INTRODUÇÃOCorpos estranhos no trato aerodigestivo constituem um problema frequente em serviços de emergência e pronto atendimento, sobretudo na faixa etária pediátrica. Por outro lado, também podem determinar complicações graves e, portanto, exigem avaliação e manejo adequados.
Comumente, um paciente com história de ingestão acidental de corpo estranho é investigado pelo exame físico e submetido à radiologia complementar, que geralmente inclui radiografia do pescoço, tórax e abdômen.
Embora raro, um corpo estranho supostamente deglutido ou aspirado, pode ser projetado, impactar e fixar-se na nasofaringe, mantendo-se clinicamente silencioso e não ser claramente evidenciado por incidências radiológicas de rotina, dificultando o pronto diagnóstico e aumentando o risco de morbidade.
Relatamos um caso em que uma criança com história de ingestão acidental de corpo estranho foi avaliada por uma radiografia do cavum que evidenciou a presença do corpo estranho na nasofaringe.
REVISÃO DA LITERATURAHá, na literatura consultada, poucos relatos sobre corpos estranhos na nasofaringe, sendo a maioria em idioma russo e sem resumo disponível em língua inglesa. Porém, sabe-se que é rara sua ocorrência.
Gómez 1 relata um caso de ingestão de objeto plástico com esofagoscopia exploradora normal, a partir da qual seguiram-se cinco meses de rinorréia purulenta unilateral e halitose tratada como sinusite maxilar crônica, confirmada radiologicamente. Ao final deste período, um corpo estranho foi observado no cavum da criança à rinoscopia posterior.

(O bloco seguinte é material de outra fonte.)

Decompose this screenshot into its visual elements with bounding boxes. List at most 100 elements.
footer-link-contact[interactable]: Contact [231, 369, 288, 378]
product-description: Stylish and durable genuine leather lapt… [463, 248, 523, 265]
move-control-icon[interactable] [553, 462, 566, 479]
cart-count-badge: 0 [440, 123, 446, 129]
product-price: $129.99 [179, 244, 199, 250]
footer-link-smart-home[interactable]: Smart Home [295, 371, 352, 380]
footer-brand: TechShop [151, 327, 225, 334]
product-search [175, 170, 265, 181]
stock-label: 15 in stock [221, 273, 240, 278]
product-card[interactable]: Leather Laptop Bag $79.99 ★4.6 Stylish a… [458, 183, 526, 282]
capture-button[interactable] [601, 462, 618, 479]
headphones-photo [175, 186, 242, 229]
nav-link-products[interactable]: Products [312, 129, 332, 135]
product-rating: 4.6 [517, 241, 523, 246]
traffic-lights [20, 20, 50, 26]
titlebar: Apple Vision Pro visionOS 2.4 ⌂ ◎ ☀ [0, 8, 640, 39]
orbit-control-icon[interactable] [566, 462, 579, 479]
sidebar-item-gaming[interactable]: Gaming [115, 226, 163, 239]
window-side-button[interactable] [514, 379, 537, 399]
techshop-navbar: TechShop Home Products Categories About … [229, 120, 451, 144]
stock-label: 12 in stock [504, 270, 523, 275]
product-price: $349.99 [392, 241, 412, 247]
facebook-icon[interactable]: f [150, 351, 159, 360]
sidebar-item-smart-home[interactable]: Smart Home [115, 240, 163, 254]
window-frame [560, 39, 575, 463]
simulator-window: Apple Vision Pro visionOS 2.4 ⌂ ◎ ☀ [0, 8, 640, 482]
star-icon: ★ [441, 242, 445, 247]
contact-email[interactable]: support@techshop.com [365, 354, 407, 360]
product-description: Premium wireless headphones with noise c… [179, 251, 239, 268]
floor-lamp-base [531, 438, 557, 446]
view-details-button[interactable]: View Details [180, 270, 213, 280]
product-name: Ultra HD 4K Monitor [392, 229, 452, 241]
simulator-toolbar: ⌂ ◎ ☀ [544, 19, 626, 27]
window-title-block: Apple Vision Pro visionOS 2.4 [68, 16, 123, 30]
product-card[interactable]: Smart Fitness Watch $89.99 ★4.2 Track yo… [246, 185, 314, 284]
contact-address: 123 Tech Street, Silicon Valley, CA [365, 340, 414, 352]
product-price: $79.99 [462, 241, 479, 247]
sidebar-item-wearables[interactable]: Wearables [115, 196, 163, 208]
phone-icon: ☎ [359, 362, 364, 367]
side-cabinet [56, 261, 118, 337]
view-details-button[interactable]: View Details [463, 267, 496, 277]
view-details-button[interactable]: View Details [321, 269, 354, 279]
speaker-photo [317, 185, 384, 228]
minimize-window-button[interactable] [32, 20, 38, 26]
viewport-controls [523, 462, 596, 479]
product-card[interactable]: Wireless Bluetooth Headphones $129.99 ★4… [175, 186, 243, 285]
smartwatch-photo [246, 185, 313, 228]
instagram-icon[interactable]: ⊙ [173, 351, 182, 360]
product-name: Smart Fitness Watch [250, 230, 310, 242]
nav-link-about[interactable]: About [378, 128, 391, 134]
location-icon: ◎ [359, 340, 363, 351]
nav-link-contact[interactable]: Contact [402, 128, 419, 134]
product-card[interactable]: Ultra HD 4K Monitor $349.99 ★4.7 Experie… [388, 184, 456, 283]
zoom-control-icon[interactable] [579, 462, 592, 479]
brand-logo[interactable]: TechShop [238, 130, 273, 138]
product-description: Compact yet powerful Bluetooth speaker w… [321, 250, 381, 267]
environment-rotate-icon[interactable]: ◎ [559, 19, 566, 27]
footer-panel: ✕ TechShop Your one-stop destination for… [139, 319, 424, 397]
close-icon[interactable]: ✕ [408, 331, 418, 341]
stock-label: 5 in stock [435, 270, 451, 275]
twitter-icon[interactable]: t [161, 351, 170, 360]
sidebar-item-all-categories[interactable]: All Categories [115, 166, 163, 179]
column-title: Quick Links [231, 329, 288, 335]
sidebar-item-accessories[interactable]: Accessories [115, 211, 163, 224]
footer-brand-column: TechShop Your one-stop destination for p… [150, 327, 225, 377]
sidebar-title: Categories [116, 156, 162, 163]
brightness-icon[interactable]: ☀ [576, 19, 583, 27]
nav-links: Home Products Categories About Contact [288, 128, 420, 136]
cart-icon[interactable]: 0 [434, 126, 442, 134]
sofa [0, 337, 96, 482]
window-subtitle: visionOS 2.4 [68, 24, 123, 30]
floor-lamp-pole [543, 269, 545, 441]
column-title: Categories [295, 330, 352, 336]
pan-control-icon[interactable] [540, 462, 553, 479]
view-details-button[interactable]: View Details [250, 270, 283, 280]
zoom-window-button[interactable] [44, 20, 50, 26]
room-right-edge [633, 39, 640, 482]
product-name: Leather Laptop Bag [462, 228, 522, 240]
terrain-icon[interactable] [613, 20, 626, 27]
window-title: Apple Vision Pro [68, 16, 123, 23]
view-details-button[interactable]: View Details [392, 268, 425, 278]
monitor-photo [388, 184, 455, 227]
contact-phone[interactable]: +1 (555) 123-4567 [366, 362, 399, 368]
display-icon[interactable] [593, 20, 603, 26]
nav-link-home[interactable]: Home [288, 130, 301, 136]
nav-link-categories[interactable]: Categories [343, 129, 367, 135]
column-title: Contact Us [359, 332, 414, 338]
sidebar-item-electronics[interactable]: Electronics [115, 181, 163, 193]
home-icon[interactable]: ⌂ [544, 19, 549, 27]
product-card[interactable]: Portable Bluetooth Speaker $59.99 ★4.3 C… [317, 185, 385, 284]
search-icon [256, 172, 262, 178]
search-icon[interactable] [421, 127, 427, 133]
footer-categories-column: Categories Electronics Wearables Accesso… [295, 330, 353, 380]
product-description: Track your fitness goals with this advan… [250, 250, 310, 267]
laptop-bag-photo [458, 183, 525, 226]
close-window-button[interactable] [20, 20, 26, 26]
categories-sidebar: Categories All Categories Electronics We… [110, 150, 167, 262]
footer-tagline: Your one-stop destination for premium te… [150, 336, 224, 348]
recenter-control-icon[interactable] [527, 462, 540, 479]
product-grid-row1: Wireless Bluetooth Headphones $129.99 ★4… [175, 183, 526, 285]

Em 1988, Parker et al. 2, em Bristol, Reino Unido, relataram dois casos com história de ingestão de moedas de cinco centavos de libra esterlina, em pacientes com 2 e 6 anos de idade, respectivamente, tendo o primeiro um intervalo de 7 semanas entre a primeira avaliação médica e o diagnóstico definitivo de anormalidade na nasofaringe, mesmo tratando-se de um objeto radiopaco. Nenhum destes dois pacientes apresentava sinais ou sintomas e o exame físico e radiológico iniciais não revelaram anormalidades. O diagnóstico definitivo foi obtido com estudo radiológico do cavum.
Anteriormente, Dayal e Singh 3 haviam relatado, em 1970, uma série de três casos, dos quais dois pacientes, com idades de 3 e 18 anos, se apresentavam clinicamente com epistaxis, sendo os corpos estranhos um brinquedo e um sanguessuga de água doce, respectivamente. Num terceiro paciente, vítima de acidente com arma de fogo e com significativas lesões na face, foi constatada radiologicamente a existência de objeto metálico no rinofaringe.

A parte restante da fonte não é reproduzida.